La cripta bizantina di Carpignano faceva parte di un complesso di ambienti scavati nel banco roccioso affiorante, complesso che prevedeva non solo il luogo di culto, ma anche anfratti, usati come abitazioni, e un trappeto ipogeo riportato alla luce e visibile nel largo antistante.
L'anfratto che ospita la cripta potrebbe essere anteriore, anche di molto, al IX–X secolo, data a cui risalgono gli affreschi più antichi. L'ambiente potrebbe essere stato adattato in seguito — appunto in età bizantina (seconda dominazione) — a luogo di culto e abbellito con gli affreschi.

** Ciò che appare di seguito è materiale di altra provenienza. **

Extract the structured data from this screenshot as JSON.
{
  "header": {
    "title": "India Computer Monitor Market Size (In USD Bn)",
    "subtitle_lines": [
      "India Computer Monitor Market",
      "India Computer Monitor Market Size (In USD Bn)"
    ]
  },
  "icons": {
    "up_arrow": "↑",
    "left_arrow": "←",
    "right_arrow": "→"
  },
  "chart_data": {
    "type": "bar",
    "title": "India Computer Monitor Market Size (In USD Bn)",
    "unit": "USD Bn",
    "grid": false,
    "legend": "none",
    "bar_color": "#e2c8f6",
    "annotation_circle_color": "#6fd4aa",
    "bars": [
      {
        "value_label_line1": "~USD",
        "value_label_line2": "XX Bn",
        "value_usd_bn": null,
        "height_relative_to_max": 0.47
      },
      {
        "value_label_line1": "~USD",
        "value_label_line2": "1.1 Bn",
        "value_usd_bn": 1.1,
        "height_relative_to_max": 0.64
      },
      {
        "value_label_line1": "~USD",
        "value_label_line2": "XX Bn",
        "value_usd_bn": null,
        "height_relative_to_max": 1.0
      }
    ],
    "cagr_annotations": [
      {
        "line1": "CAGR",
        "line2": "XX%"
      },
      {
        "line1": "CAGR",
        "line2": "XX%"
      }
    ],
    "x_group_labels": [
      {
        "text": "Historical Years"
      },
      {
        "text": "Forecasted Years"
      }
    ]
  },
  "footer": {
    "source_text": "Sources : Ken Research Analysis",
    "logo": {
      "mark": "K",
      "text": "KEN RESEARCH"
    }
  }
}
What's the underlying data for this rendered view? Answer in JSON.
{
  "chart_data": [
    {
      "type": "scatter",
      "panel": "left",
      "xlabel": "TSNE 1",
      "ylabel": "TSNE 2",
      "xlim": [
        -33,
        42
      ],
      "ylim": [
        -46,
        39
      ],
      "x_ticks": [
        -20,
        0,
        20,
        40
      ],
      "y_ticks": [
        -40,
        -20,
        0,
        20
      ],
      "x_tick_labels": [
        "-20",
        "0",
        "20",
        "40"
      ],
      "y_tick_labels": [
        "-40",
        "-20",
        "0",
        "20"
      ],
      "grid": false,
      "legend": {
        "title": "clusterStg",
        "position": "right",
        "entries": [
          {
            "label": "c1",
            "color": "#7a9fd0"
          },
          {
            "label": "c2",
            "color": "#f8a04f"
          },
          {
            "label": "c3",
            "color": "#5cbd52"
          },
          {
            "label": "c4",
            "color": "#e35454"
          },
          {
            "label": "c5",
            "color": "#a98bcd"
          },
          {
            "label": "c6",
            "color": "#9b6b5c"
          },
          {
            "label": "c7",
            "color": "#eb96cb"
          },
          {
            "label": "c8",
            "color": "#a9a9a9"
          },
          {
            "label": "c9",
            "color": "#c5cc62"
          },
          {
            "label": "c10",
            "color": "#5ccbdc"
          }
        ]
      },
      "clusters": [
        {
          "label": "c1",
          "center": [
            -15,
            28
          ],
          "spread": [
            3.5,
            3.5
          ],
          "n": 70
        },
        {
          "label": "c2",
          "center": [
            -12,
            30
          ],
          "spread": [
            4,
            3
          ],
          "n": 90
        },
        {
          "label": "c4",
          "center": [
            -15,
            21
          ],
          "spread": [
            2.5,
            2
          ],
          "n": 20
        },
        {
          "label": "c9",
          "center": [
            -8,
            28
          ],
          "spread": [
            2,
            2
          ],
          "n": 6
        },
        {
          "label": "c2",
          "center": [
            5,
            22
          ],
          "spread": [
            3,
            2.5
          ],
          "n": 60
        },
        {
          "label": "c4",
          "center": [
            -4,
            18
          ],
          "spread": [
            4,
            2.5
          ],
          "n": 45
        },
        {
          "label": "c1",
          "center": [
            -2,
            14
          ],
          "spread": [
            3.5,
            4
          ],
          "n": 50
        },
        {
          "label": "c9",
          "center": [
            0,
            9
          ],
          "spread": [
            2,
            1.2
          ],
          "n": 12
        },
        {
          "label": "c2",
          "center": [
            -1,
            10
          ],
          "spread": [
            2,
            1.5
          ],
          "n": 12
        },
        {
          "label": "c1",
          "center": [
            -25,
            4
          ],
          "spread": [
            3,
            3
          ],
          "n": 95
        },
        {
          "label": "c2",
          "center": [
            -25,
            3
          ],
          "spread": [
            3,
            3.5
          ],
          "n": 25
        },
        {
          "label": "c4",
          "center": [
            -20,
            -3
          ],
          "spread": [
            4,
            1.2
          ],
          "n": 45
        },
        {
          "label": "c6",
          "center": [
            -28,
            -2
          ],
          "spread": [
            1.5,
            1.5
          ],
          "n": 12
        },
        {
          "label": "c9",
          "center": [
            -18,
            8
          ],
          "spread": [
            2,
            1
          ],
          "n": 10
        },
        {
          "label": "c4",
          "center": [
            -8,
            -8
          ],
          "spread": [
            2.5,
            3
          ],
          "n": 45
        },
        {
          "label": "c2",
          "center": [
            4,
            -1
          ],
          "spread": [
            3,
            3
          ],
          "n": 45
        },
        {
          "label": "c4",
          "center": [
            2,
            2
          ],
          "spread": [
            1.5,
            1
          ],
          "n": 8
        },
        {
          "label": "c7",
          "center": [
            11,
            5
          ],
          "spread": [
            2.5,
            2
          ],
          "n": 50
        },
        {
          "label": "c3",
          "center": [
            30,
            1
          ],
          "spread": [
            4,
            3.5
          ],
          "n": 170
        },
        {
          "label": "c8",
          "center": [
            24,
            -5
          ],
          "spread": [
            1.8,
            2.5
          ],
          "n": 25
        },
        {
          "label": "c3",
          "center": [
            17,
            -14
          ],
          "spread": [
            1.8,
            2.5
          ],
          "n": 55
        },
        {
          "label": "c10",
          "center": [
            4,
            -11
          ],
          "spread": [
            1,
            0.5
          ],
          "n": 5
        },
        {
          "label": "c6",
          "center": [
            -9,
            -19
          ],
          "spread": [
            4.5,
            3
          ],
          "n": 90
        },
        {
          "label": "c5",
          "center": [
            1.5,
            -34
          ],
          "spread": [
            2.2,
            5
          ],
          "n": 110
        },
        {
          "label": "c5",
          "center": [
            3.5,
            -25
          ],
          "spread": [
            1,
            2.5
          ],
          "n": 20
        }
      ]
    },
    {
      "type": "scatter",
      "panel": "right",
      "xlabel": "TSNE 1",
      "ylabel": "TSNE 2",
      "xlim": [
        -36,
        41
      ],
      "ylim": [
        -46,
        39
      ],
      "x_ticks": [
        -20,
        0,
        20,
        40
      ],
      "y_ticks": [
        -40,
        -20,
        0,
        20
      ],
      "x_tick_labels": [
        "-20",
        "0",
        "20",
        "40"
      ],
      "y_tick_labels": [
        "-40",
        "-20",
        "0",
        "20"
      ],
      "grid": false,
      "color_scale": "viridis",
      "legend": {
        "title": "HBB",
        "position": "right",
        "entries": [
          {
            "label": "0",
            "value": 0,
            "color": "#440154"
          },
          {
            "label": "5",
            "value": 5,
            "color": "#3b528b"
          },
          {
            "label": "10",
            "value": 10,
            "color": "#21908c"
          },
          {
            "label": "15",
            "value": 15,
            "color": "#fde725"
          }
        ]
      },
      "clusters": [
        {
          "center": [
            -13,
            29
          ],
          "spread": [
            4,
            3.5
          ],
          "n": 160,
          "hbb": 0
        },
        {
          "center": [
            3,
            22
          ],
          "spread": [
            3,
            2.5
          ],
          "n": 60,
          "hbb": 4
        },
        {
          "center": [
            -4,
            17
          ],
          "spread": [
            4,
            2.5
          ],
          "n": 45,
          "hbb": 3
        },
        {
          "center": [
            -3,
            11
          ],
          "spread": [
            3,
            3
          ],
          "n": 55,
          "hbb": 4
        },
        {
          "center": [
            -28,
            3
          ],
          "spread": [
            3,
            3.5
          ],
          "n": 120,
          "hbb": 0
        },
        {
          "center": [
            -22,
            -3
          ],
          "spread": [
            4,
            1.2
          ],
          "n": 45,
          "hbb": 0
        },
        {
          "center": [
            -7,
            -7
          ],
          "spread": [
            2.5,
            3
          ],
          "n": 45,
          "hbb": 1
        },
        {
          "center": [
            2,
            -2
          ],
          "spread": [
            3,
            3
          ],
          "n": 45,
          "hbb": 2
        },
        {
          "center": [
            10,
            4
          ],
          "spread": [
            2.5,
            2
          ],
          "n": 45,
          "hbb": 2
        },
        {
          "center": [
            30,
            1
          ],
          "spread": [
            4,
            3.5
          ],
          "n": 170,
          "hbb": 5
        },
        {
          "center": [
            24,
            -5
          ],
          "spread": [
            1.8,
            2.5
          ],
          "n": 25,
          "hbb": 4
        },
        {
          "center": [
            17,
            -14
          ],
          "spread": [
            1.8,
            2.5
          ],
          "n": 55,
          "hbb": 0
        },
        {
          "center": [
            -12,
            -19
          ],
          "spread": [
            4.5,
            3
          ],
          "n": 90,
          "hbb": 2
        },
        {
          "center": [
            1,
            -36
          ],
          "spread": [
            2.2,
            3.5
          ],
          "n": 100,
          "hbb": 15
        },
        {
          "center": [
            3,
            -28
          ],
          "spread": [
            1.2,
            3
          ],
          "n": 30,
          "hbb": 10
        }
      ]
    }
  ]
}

La denominazione oggi comunemente e definitivamente accolta dagli studi è Cripta di Santa Cristina; la Santa è infatti la patrona indiscussa, in quanto è raffigurata per almeno sette volte. La denominazione di Cripta delle Sante Marina e Cristina, voluta dai primi studiosi, è completamente superata, poiché le due immagini bizantine attribuite a Marina si sono rivelate essere di Cristina e di un arcangelo. La denominazione ufficiale di Chiesa della Madonna delle Grazie, susseguente alla ridedicazione latina della cripta alla Vergine (presumibilmente alla fine del Quattrocento) sopravvive più che altro nella toponomastica locale.
L'attuale aspetto della cripta è quello prodotto dalla ristrutturazione settecentesca, che ne ha modificato profondamente la struttura, ma ha fortunatamente conservato buona parte degli affreschi. L'ambiente attualmente si presenta diviso in due sezioni, una più grande, che è la chiesa-cripta vera e propria, l'altra più ristretta, il cosiddetto endonartece, una sorta di vestibolo interno, destinato ai catecumeni e ad usi cimiteriali. Nella sezione più grande, l'unico pilastro tufaceo superstite segna la divisione tra la zona sacra, detta in greco vima, da quella destinata ai fedeli, il naos.